Author: J.D. Biersdorfer
Publisher: Pogue Press, 2009
Aimed at: New netbook users, ideally new computer users
Pros: Useful general information for new computer users
Cons: Not much that is netbook specific
Reviewed by: Sue Gee
Part of the Pogue Press Missing Manuals series, this title is about netbooks, currently a desirable gadget. Smaller and less powerful than a laptop computer a netbook is very portable and potentially convenient for a range of tasks including email, web browsing and word processing. The author points out in her introduction that the book is not intended as a guide to a specific model but rather a guide to the hardware and software realities of this type of device that points out its potential. Like other titles in the series it provides additional information on a book-specific area of the Missing Manuals website which is referred to as the "Missing CD". This includes links to manufacturers website and thus provides some of the buying advice not included in the book.
The slim book is divided into four parts: Meet your netbook; Taking your netbook online; Working with your netbook and Taking care of your netbook.
Chapter 1 emphasizes how a netbook differs from a notebook - in particular by having a limited screen size. It also considers the limitations of a netbooks's keyboard in terms of layout and type of mechanism, its typically less powerful processor, the trade-off between battery weight and operating time and the choice of hard drive available – a normal "spinning" disk or a more expensive but more robust solid state drive or a hybrid model. One tip included here is the potential usefulness of an external usb drive for copying and transferring files to your desktop PC and for backup.
The book looks at the two operating system choices on offer: Windows XP (mention is made of Windows 7 but the title predates its launch) and Linux. A chapter is devoted to getting started with each of them. The last chapter in looks at using peripheral devices including external drives, printer, mouse and an external monitor or TV. The second part of the book has a chapter on how to get online covering both wired and wireless networks and another on email and Web browsing.
The third part opens with a chapter on business use of a netbook and briefly covers Office Live workspace but this is disappointingly short for a novel topic that is potentially useful. The chapter also mentions Microsoft Office, OpenOffice and Google Docs and includes discussion of syncing contacts and calendars. However, the chapter fails to point out the frustrations of small screen and mini-keyboard while discussing business use.
The next chapter, Collaborating with others, looks at Instant Messenger and Skype, returns to briefly to Google Docs and to other online collaboration sites and also mentions social networking sites. The chapter Multimedia fun is largely about photo sharing and also covers music and video. In Playing Games there is emphasis on the limitations of the small screen and suddenly you are reminded that rather than just being about computing in general this is about using a netbook.
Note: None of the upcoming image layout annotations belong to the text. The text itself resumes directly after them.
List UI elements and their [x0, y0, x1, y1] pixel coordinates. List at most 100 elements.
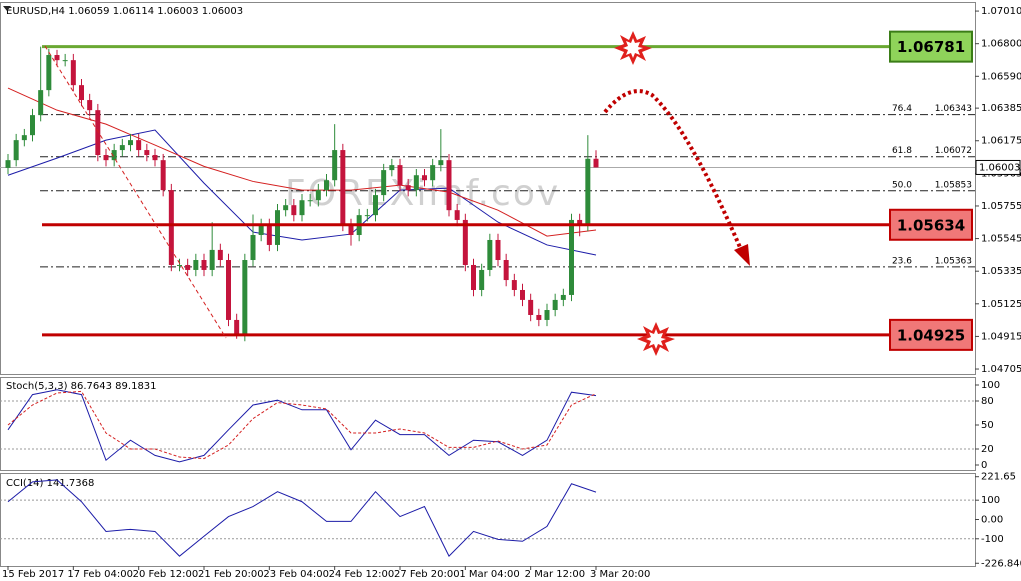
candle-body	[87, 100, 93, 111]
y-tick-label: 0	[981, 460, 987, 471]
menu-triangle	[3, 6, 11, 11]
candle-body	[405, 185, 411, 191]
projection-arrow	[603, 89, 744, 253]
y-tick-label: 1.06385	[981, 103, 1021, 114]
y-tick-label: 1.06175	[981, 136, 1021, 147]
panel-title: EURUSD,H4 1.06059 1.06114 1.06003 1.0600…	[6, 6, 243, 17]
candle-body	[454, 210, 460, 220]
candle-body	[168, 190, 174, 265]
fib-ratio: 23.6	[892, 256, 912, 266]
burst-top-core	[623, 38, 643, 58]
level-box	[889, 208, 973, 241]
candle-body	[291, 205, 297, 216]
moving-average	[7, 129, 597, 256]
candle-body	[152, 155, 158, 161]
indicator-line	[7, 390, 597, 460]
x-tick-label: 17 Feb 04:00	[67, 569, 133, 580]
fib-price: 1.05853	[935, 180, 972, 190]
candle-body	[315, 190, 321, 201]
y-tick-label: 1.05125	[981, 299, 1021, 310]
candle-body	[193, 260, 199, 270]
level-box	[889, 30, 973, 63]
candle-body	[103, 155, 109, 161]
candle-body	[250, 235, 256, 261]
candle-body	[258, 224, 264, 236]
candle-body	[128, 140, 133, 146]
fib-price: 1.05363	[935, 256, 972, 266]
candle-body	[144, 150, 150, 156]
indicator-line	[7, 389, 597, 463]
y-tick-label: 1.04705	[981, 364, 1021, 375]
candle-body	[446, 160, 452, 211]
candle-body	[528, 299, 534, 315]
candle-body	[479, 269, 485, 290]
candle-body	[299, 200, 305, 216]
panel-title: Stoch(5,3,3) 86.7643 89.1831	[6, 381, 157, 392]
panel-title: CCI(14) 141.7368	[6, 478, 94, 489]
candle-body	[332, 150, 338, 181]
moving-average	[7, 87, 597, 237]
x-tick-label: 27 Feb 20:00	[394, 569, 460, 580]
y-tick-label: 50	[981, 420, 994, 431]
candle-body	[185, 264, 191, 270]
candle-body	[585, 158, 591, 225]
candle-body	[70, 60, 76, 86]
candle-body	[226, 260, 231, 320]
candle-body	[364, 215, 370, 217]
y-tick-label: 1.04915	[981, 331, 1021, 342]
x-tick-label: 24 Feb 12:00	[329, 569, 395, 580]
candle-body	[30, 115, 35, 136]
candle-body	[217, 249, 223, 261]
x-tick-label: 23 Feb 04:00	[263, 569, 329, 580]
y-tick-label: 100	[981, 495, 1000, 506]
fib-ratio: 76.4	[892, 104, 912, 114]
candle-body	[487, 239, 493, 270]
candle-body	[422, 175, 427, 181]
level-label: 1.04925	[897, 326, 965, 344]
level-label: 1.05634	[897, 216, 965, 234]
watermark: FOREXimf.cov	[285, 173, 560, 214]
candle-body	[397, 165, 403, 186]
candle-body	[438, 160, 444, 166]
projection-arrowhead	[734, 244, 750, 266]
candle-body	[511, 280, 517, 290]
y-tick-label: 1.05335	[981, 266, 1021, 277]
candle-body	[275, 210, 280, 245]
candle-body	[46, 55, 52, 91]
candle-body	[21, 135, 27, 141]
candle-body	[413, 175, 419, 191]
candle-body	[38, 90, 44, 116]
level-box	[889, 318, 973, 351]
x-tick-label: 20 Feb 12:00	[133, 569, 199, 580]
candle-body	[283, 205, 289, 211]
candle-body	[119, 145, 125, 151]
candle-body	[307, 200, 313, 202]
y-tick-label: 1.07010	[981, 6, 1021, 17]
y-tick-label: 1.05545	[981, 234, 1021, 245]
candle-body	[209, 249, 215, 270]
burst-bottom-core	[646, 329, 666, 349]
candle-body	[62, 60, 68, 62]
plot-layer: 1.070101.068001.065901.063851.061751.059…	[0, 6, 1021, 580]
fib-ratio: 61.8	[892, 146, 912, 156]
current-price-box	[975, 159, 1021, 175]
y-tick-label: 20	[981, 444, 994, 455]
candle-body	[95, 110, 101, 156]
candle-body	[381, 170, 387, 196]
candle-body	[111, 150, 117, 161]
level-label: 1.06781	[897, 38, 965, 56]
fib-anchor-line	[44, 45, 227, 339]
candle-body	[340, 150, 346, 225]
candle-body	[569, 219, 574, 295]
y-tick-label: 0.00	[981, 514, 1003, 525]
x-tick-label: 21 Feb 20:00	[198, 569, 264, 580]
y-tick-label: 1.06590	[981, 71, 1021, 82]
candle-body	[136, 140, 142, 151]
candle-body	[5, 160, 11, 168]
indicator-line	[7, 479, 597, 558]
cci-panel-frame	[0, 473, 976, 567]
x-tick-label: 2 Mar 12:00	[525, 569, 585, 580]
fib-price: 1.06343	[935, 104, 972, 114]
The two chapters in the final part go back to being about computers in general. In Protecting You and Your Netbook there are ten tips for online safety and a discussion of viruses and the use of firewalls and a page is devoted to ergonomic issues of prolonged computer and keyboard use. In Troubleshooting Your Netbook there is advice about Windows' and Linux' built-in Help files and about Remote Assistance for Windows and Ubuntu Remote Desktop for Linux. Re-installing both operating systems is also mentioned as the method of last resort and there's advice about seeking help and information online.
Despite the repetition of "Your Netbook" in chapter titles, very little in this book beyond the first chapter is netbook specific. Indeed, if you are already a computer users there's little in that will come as 'new information'.